"The digital economy has torn down the conventional boundaries between governing, commerce, and private life. In our digital age, social media companies engage in surveillance, data brokers sell personal information, tech companies govern our expression of political views, and intelligence agencies free-ride off e-commerce. The customary lines between politics, economics, and society are rapidly vanishing, and the three spheres are melding into one – one gigantic trove of data, one colossal data market, that allows corporations and governments to identify and cajole, to stimulate our consumption and shape our desires, to manipulate us politically, to watch, surveil, detect, predict, and, for some, punish. In the process, the traditional limits placed on the state and on governing are being eviscerated, as we turn more and more into marketized malleable subjects who, willingly or unwittingly, allow ourselves to be nudged, recommended, tracked, diagnosed, and predicted by a blurred amalgam of governmental and commercial initiatives.

"The collapse of these different spheres is disempowering to us as individuals. Resisting state excess – whether in the form of J. Edgar Hoover's FBI and surveillance programs like COINTELPRO, loyalty oaths and McCarthyism, or ordinary civil rights violations – can be harrowing and difficult. But trying to rein in a behemoth that includes the NSA, Google, Facebook, Netflix, Amazon, Samsung, Target, Skype, and Microsoft, to check a tenticular oligarchy that spans government, commerce, surveillance, and the private sphere, can feel even more daunting. Before, in the analog age, there were ways to divide and conquer, or at least to try – to attempt to build bridges with civic institutions to check the powers of the state.

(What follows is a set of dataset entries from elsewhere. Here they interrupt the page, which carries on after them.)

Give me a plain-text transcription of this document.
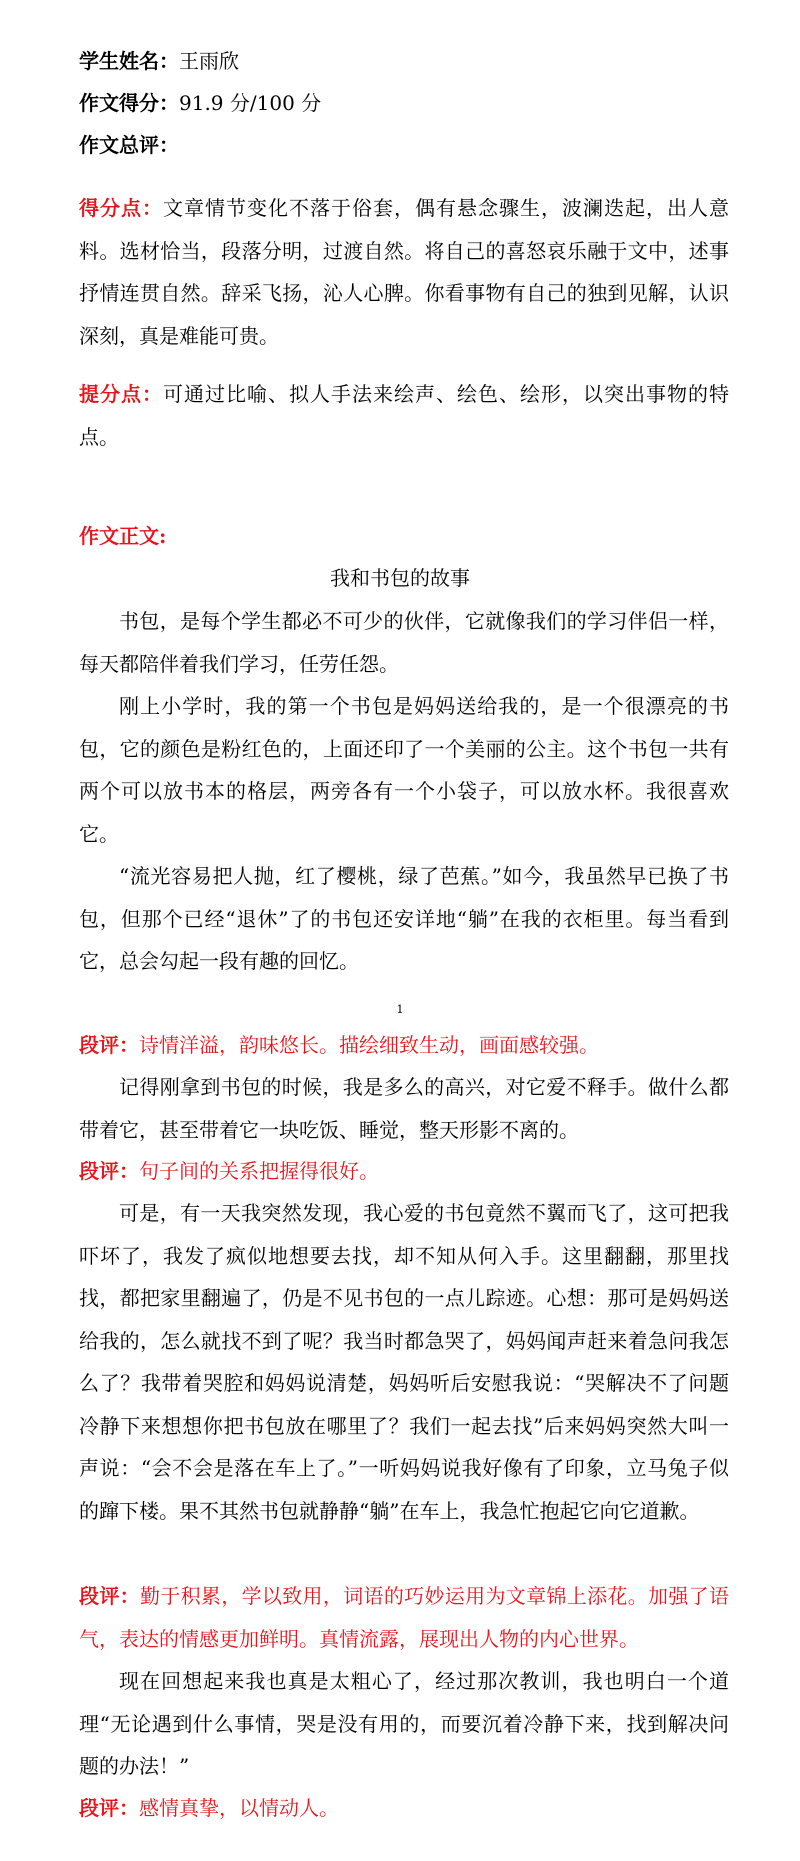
学生姓名：王雨欣
作文得分：91.9 分/100 分
作文总评：
得分点：文章情节变化不落于俗套，偶有悬念骤生，波澜迭起，出人意料。选材恰当，段落分明，过渡自然。将自己的喜怒哀乐融于文中，述事抒情连贯自然。辞采飞扬，沁人心脾。你看事物有自己的独到见解，认识深刻，真是难能可贵。
提分点：可通过比喻、拟人手法来绘声、绘色、绘形，以突出事物的特点。
作文正文:
我和书包的故事
书包，是每个学生都必不可少的伙伴，它就像我们的学习伴侣一样，每天都陪伴着我们学习，任劳任怨。
刚上小学时，我的第一个书包是妈妈送给我的，是一个很漂亮的书包，它的颜色是粉红色的，上面还印了一个美丽的公主。这个书包一共有两个可以放书本的格层，两旁各有一个小袋子，可以放水杯。我很喜欢它。
“流光容易把人抛，红了樱桃，绿了芭蕉。”如今，我虽然早已换了书包，但那个已经“退休”了的书包还安详地“躺”在我的衣柜里。每当看到它，总会勾起一段有趣的回忆。
1
段评：诗情洋溢，韵味悠长。描绘细致生动，画面感较强。
记得刚拿到书包的时候，我是多么的高兴，对它爱不释手。做什么都带着它，甚至带着它一块吃饭、睡觉，整天形影不离的。
段评：句子间的关系把握得很好。
可是，有一天我突然发现，我心爱的书包竟然不翼而飞了，这可把我吓坏了，我发了疯似地想要去找，却不知从何入手。这里翻翻，那里找找，都把家里翻遍了，仍是不见书包的一点儿踪迹。心想：那可是妈妈送给我的，怎么就找不到了呢？我当时都急哭了，妈妈闻声赶来着急问我怎么了？我带着哭腔和妈妈说清楚，妈妈听后安慰我说：“哭解决不了问题冷静下来想想你把书包放在哪里了？我们一起去找”后来妈妈突然大叫一声说：“会不会是落在车上了。”一听妈妈说我好像有了印象，立马兔子似的蹿下楼。果不其然书包就静静“躺”在车上，我急忙抱起它向它道歉。
段评：勤于积累，学以致用，词语的巧妙运用为文章锦上添花。加强了语气，表达的情感更加鲜明。真情流露，展现出人物的内心世界。
现在回想起来我也真是太粗心了，经过那次教训，我也明白一个道理“无论遇到什么事情，哭是没有用的，而要沉着冷静下来，找到解决问题的办法！”
段评：感情真挚，以情动人。
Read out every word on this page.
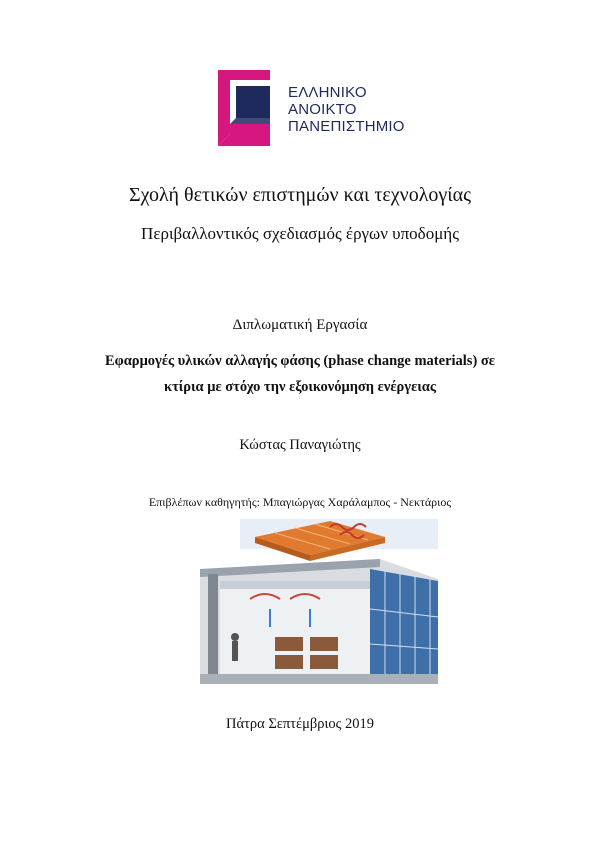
ΕΛΛΗΝΙΚΟ
ΑΝΟΙΚΤΟ
ΠΑΝΕΠΙΣΤΗΜΙΟ
Σχολή θετικών επιστημών και τεχνολογίας
Περιβαλλοντικός σχεδιασμός έργων υποδομής
Διπλωματική Εργασία
Εφαρμογές υλικών αλλαγής φάσης (phase change materials) σε
κτίρια με στόχο την εξοικονόμηση ενέργειας
Κώστας Παναγιώτης
Επιβλέπων καθηγητής: Μπαγιώργας Χαράλαμπος - Νεκτάριος
Πάτρα Σεπτέμβριος 2019
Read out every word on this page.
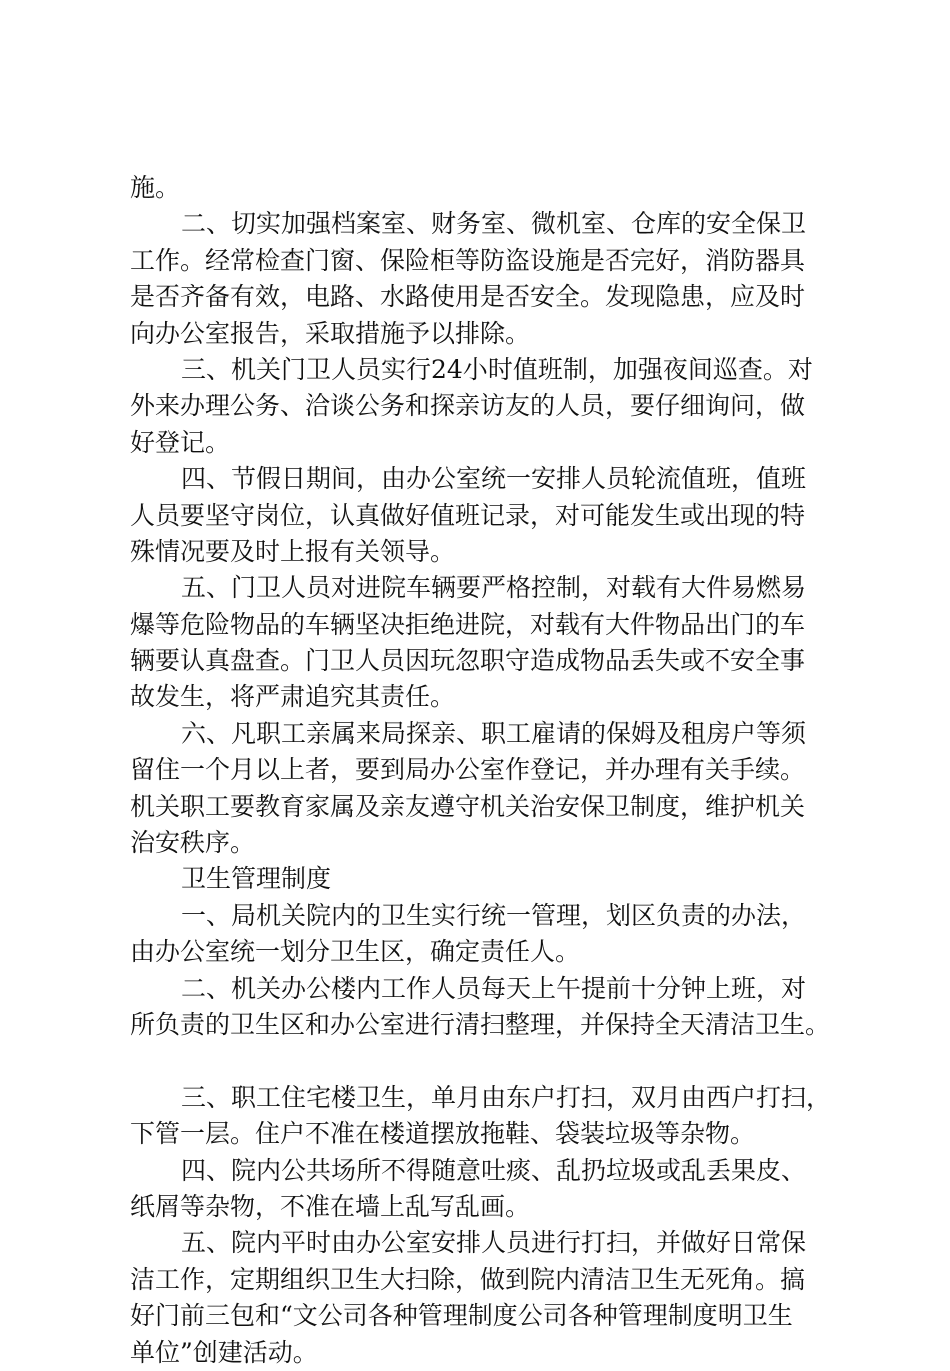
施。
二、切实加强档案室、财务室、微机室、仓库的安全保卫
工作。经常检查门窗、保险柜等防盗设施是否完好，消防器具
是否齐备有效，电路、水路使用是否安全。发现隐患，应及时
向办公室报告，采取措施予以排除。
三、机关门卫人员实行24小时值班制，加强夜间巡查。对
外来办理公务、洽谈公务和探亲访友的人员，要仔细询问，做
好登记。
四、节假日期间，由办公室统一安排人员轮流值班，值班
人员要坚守岗位，认真做好值班记录，对可能发生或出现的特
殊情况要及时上报有关领导。
五、门卫人员对进院车辆要严格控制，对载有大件易燃易
爆等危险物品的车辆坚决拒绝进院，对载有大件物品出门的车
辆要认真盘查。门卫人员因玩忽职守造成物品丢失或不安全事
故发生，将严肃追究其责任。
六、凡职工亲属来局探亲、职工雇请的保姆及租房户等须
留住一个月以上者，要到局办公室作登记，并办理有关手续。
机关职工要教育家属及亲友遵守机关治安保卫制度，维护机关
治安秩序。
卫生管理制度
一、局机关院内的卫生实行统一管理，划区负责的办法，
由办公室统一划分卫生区，确定责任人。
二、机关办公楼内工作人员每天上午提前十分钟上班，对
所负责的卫生区和办公室进行清扫整理，并保持全天清洁卫生。
三、职工住宅楼卫生，单月由东户打扫，双月由西户打扫，
下管一层。住户不准在楼道摆放拖鞋、袋装垃圾等杂物。
四、院内公共场所不得随意吐痰、乱扔垃圾或乱丢果皮、
纸屑等杂物，不准在墙上乱写乱画。
五、院内平时由办公室安排人员进行打扫，并做好日常保
洁工作，定期组织卫生大扫除，做到院内清洁卫生无死角。搞
好门前三包和“文公司各种管理制度公司各种管理制度明卫生
单位”创建活动。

But today the interests are so aligned that the task feels practically impossible.

"At the root of it all is the fact that the line between governance, commerce, surveillance, and private life is evaporating. What we face today is one unified, marketized space. The famous lines drawn in the nineteenth century – for instance, in Max Weber's seminal work on economy and society – are vanishing. Governing is collapsing into commerce as states such as China, Russia, and the United States increasingly seek to secure what Evgeny Morozov calls their 'digital sovereignty' through trade regulation – passing laws that require tech companies to store their citizens' data on servers located within the state's territorial boundaries or placing restrictions on Internet provides for services such as Gmail. Commerce is collapsing into surveillance, right before our eyes, as retailers begin to collect all our data. And commerce is turning into governance as new data markets emerge, allowing businesses, employers, salespeople, bureaucrats, advertisers, the police, and parole officers to track our physical movements, to follow our Internet browsing, to know what we read, what we like, what we wear, whom we communicate with, what we think, how we protest, and where we spend our money."